Independence left key issues unresolved, including how much the South should pay for shipping its oil through Sudanese pipelines for export.
South Sudan stopped all of its crude production early last year, cutting off most of its revenue after accusing Khartoum of theft.
The two nations battled on their undemarcated border one year ago, raising fears of wider war, and intermittent clashes continued in subsequent months.
But at talks in Addis Ababa last month, Sudan and South Sudan finally settled on detailed timetables to improve relations by resuming the oil flows and implementing eight other key pacts.
The deals had remained dormant after signing in September as Khartoum pushed for guarantees that South Sudan would no longer back rebels fighting in South Kordofan and Blue Nile states.
But since timetables were agreed, official delegations from the two countries have held a series of meetings to begin implementing the pacts.

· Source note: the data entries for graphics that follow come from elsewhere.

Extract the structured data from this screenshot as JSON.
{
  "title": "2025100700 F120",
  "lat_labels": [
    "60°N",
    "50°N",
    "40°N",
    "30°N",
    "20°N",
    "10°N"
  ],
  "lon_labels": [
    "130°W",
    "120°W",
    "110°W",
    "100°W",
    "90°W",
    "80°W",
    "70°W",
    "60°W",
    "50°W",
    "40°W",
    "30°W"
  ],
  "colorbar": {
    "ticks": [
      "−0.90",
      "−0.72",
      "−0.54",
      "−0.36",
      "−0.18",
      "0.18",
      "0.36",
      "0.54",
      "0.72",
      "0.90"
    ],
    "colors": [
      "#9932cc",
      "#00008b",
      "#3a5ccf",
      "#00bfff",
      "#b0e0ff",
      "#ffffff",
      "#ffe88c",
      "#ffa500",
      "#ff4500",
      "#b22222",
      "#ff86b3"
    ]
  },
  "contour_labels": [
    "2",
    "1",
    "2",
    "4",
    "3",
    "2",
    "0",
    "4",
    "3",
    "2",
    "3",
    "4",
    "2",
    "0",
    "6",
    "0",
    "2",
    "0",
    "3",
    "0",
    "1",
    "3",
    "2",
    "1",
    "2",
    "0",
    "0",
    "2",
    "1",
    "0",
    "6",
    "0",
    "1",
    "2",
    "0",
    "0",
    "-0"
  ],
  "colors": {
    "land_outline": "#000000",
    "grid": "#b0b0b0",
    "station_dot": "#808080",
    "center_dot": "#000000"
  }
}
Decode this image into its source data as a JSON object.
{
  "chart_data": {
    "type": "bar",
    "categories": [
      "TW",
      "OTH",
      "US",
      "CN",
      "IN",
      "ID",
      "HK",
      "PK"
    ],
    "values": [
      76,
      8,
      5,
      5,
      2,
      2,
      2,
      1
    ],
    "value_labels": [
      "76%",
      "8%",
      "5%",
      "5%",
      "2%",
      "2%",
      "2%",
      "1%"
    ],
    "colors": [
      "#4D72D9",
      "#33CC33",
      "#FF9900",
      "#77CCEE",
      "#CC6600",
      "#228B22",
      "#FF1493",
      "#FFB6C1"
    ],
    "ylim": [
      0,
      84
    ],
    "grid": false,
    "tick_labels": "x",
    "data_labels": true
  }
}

South Sudan’s President Salva Kiir telephoned Bashir after the Addis timetables were reached, inviting him for the summit. Bashir agreed but no date had been confirmed until Tuesday.
Last Saturday South Sudan held a ceremony to restart oil production, which official Sudanese media said would be shipped again from Port Sudan in the north by the end of May.
“This is a sign of peace,” South Sudan oil minister Stephen Dhieu Dau said, as crowds danced in celebration. “No way are these sisterly countries to live without peace, and oil will play a great role to keep the peace in Sudan and South Sudan.”
The shutdown has cost both impoverished nations billions of dollars. China was the biggest buyer of the oil.
South Sudan separated with roughly 75 percent of the 470,000 barrels per day of crude produced by the formerly unified country.
Refineries and export pipelines stayed under Khartoum’s jurisdiction but the two countries could not agree on how much Juba should pay to use that infrastructure, including the Red Sea export terminal.
South Sudan said petroleum provided 98 percent of its revenue.
The Addis agreements, among other provisions, also call for a re-opening of border crossings which will allow trade to resume.